To me, the obvious solution is to simply design things that don't look ridiculous in the first place. I don't mind simple things like color clashing or a little guy holding a big sword. But he fantasy game with green mohawk hair option needs to die.

November 7, 2010 | Unregistered CommenterDS

Proven: that is not a solution to the problem I mentioned though. The idea of allowing any look to go with any game function is just a worse game to play than if looking at a guy tells you something about how he works. Other people here had some ok ideas on that, like the one about forcing you to wear a karate uniform if you are a Ken/Ryu/Akuma type customized guy, so at least you can tell the "class."

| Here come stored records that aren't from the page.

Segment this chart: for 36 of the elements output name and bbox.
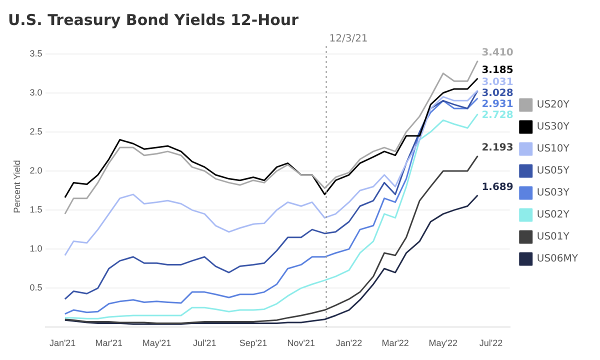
- legend-label: US10Y: [536, 144, 570, 155]
- x-tick-label: May'22: [428, 338, 458, 348]
- annotation: 1.689: [482, 182, 514, 193]
- y-tick-label: 1.5: [30, 204, 42, 215]
- annotation: 3.410: [482, 47, 514, 58]
- legend-label: US06MY: [536, 254, 579, 265]
- annotation: 2.931: [482, 99, 514, 110]
- annotation: 3.031: [482, 77, 514, 88]
- legend-label: US03Y: [536, 188, 570, 199]
- legend-label: US02Y: [536, 210, 570, 221]
- y-tick-label: 3.5: [30, 48, 42, 58]
- y-tick-label: 3.0: [30, 87, 42, 98]
- y-tick-label: 2.0: [30, 165, 42, 176]
- x-tick-label: Jan'22: [336, 338, 362, 348]
- y-axis-title: Percent Yield: [12, 160, 22, 214]
- y-tick-label: 1.0: [30, 244, 42, 254]
- legend-label: US01Y: [536, 232, 570, 243]
- x-tick-label: Mar'21: [95, 338, 122, 348]
- x-tick-label: Sep'21: [239, 338, 268, 348]
- chart-title: U.S. Treasury Bond Yields 12-Hour: [8, 10, 300, 29]
- annotation: 2.193: [482, 142, 514, 154]
- x-tick-label: Jan'21: [49, 338, 76, 348]
- annotation: 3.185: [482, 65, 514, 76]
- legend-label: US30Y: [536, 122, 570, 133]
- x-tick-label: Mar'22: [382, 338, 409, 348]
- x-tick-label: Jul'22: [479, 338, 503, 348]
- x-tick-label: May'21: [142, 338, 172, 348]
- x-tick-label: Jul'21: [192, 338, 216, 348]
- x-tick-label: Nov'21: [287, 338, 315, 348]
- legend-label: US05Y: [536, 166, 570, 177]
- y-tick-label: 0.5: [30, 282, 42, 293]
- legend-label: US20Y: [536, 100, 570, 111]
- y-tick-label: 2.5: [30, 126, 42, 136]
- annotation: 2.728: [482, 110, 514, 122]
- ref-line-label: 12/3/21: [329, 34, 368, 45]
- annotation: 3.028: [482, 88, 514, 100]
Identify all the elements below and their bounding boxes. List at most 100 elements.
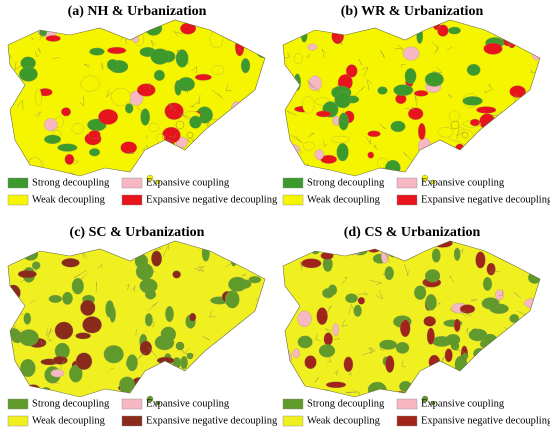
- map-region: [448, 26, 461, 35]
- map-region: [509, 85, 526, 98]
- map-outline: [7, 19, 266, 177]
- map-region: [367, 130, 381, 138]
- legend-label: Strong decoupling: [32, 177, 110, 188]
- map-region: [256, 46, 265, 59]
- county-border: [409, 386, 413, 394]
- county-border: [29, 266, 37, 273]
- map-island: [450, 341, 460, 351]
- county-border: [325, 305, 332, 316]
- county-border: [379, 347, 385, 351]
- county-border: [238, 47, 243, 53]
- county-border: [167, 391, 174, 397]
- map-region: [385, 355, 395, 373]
- map-land: [283, 20, 540, 176]
- legend-label: Expansive coupling: [421, 177, 505, 188]
- legend-label: Expansive negative decoupling: [421, 194, 550, 205]
- map-region: [331, 20, 339, 29]
- county-border: [361, 66, 369, 77]
- map-region: [22, 248, 39, 261]
- map-island: [155, 400, 161, 406]
- county-border: [231, 385, 239, 392]
- map-region: [300, 29, 308, 43]
- legend-swatch: [396, 415, 418, 427]
- county-border: [524, 152, 533, 160]
- map-island: [461, 131, 469, 139]
- map-region: [156, 356, 175, 365]
- map-region: [517, 388, 531, 395]
- map-region: [308, 75, 322, 91]
- map-outline: [282, 19, 541, 177]
- map-region: [207, 359, 218, 372]
- map-region: [209, 376, 222, 388]
- map-region: [202, 132, 215, 149]
- map-island: [430, 179, 436, 185]
- map-region: [334, 91, 352, 109]
- county-border: [132, 285, 136, 293]
- county-border: [314, 376, 320, 383]
- county-border: [162, 244, 169, 257]
- legend-label: Strong decoupling: [307, 177, 385, 188]
- county-border: [454, 159, 462, 172]
- panel-title: (c) SC & Urbanization: [70, 225, 205, 240]
- county-border: [147, 270, 156, 276]
- county-border: [430, 270, 438, 274]
- county-border: [483, 129, 494, 133]
- map-region: [471, 328, 480, 336]
- map-region: [223, 136, 240, 154]
- map-region: [243, 347, 263, 358]
- map-region: [426, 327, 435, 345]
- map-region: [418, 137, 432, 156]
- map-region: [345, 64, 358, 78]
- county-border: [394, 44, 405, 50]
- map-region: [283, 348, 292, 367]
- map-region: [283, 131, 290, 140]
- map-region: [164, 102, 184, 120]
- county-border: [34, 111, 42, 118]
- county-border: [178, 379, 188, 387]
- county-border: [48, 376, 60, 384]
- map-region: [498, 129, 509, 144]
- map-region: [240, 58, 251, 74]
- map-region: [379, 339, 398, 350]
- map-region: [103, 345, 124, 364]
- county-border: [77, 272, 88, 283]
- county-border: [414, 95, 419, 107]
- legend-label: Weak decoupling: [32, 415, 106, 426]
- map-region: [182, 152, 189, 170]
- county-border: [259, 257, 265, 261]
- panel: (a) NH & Urbanization Strong decoupling Ex…: [7, 4, 278, 205]
- county-border: [448, 93, 453, 99]
- map-region: [448, 110, 460, 122]
- county-border: [19, 280, 25, 283]
- county-border: [535, 37, 538, 40]
- county-border: [286, 110, 297, 116]
- map-region: [159, 165, 169, 174]
- county-border: [498, 289, 504, 296]
- map-region: [107, 47, 127, 54]
- map-outline: [7, 240, 266, 398]
- county-border: [339, 117, 347, 125]
- county-border: [255, 311, 261, 320]
- map-region: [153, 69, 165, 81]
- map-region: [222, 376, 238, 394]
- county-border: [148, 82, 151, 90]
- county-border: [291, 80, 295, 89]
- map-region: [531, 324, 540, 334]
- legend-label: Weak decoupling: [307, 194, 381, 205]
- county-border: [51, 171, 62, 175]
- map-region: [323, 332, 333, 346]
- map-region: [177, 381, 186, 389]
- map-region: [481, 297, 500, 310]
- county-border: [178, 357, 185, 362]
- county-border: [483, 244, 489, 252]
- county-border: [283, 91, 284, 102]
- map-region: [31, 261, 41, 270]
- map-region: [235, 38, 245, 57]
- county-border: [151, 40, 156, 48]
- map-region: [331, 28, 344, 44]
- map-island: [175, 341, 185, 351]
- map-region: [404, 68, 417, 85]
- county-border: [446, 46, 453, 51]
- map-region: [62, 291, 73, 305]
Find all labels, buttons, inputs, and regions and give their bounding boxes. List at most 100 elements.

November 7, 2010 | Registered CommenterSirlin

Sorry, I should elaborated a bit more. Guild Wars 2 already has a couple systems in place that makes armor choice not that big of a deal. Armor pieces have mostly been a flat armor boost, and all things you can do to customize them aren't visual at all either. Additionally, you have a large number of skills you can equip with a minimal of restrictions; you can choose a certain amount of skills based off of you class set, another number from your race set, and a number from your weapon set. This ends with a double blind type of gameplay most similar to Pokemon, where each Pokemon has a large set of available moves, but can only bring a limited set. Well, we'll see if it works for them.

November 7, 2010 | Unregistered CommenterProven

Additionally, you have a large number of skills you can equip with a minimal of restrictions

See that's a problem though. That basically means that they're sacrificing some uniqueness in favor of customization.

Imagine that in Magic: The Gathering you could play any card with any mana. Basically rendering mana colors meaningless. The game would be ridiculously boring. The uniqueness that each color brings to the table, the things it can do uniquely, and the things it cannot do, is a feature.

The trick, and the point of this article and discussion (I think), is to balance the two. Giving the players enough customization that they feel their character is unique, while at the same time limiting enough customization options so that you eliminate ridiculous results that are beyond the control of the creator.

Not only that, but also use the limited option set as a feature to let players know of the game-style of the opponent. Again, with the Magic example, if there were no colors in the game, you couldn't tell what your opponent is playing, not even in general. As it stands, the uniqueness of the colors makes it so that playing a specific one means things. Or in SF, if you go up against a Ryu, that means certain things. If you were to fight a Ryu, but all of a sudden he does Guile moves, that renders that whole system pointless.

Like I said earlier, the only way I can think of to accomplish this is "classes". Like the colors in Magic, they serve as a generic way to divide things.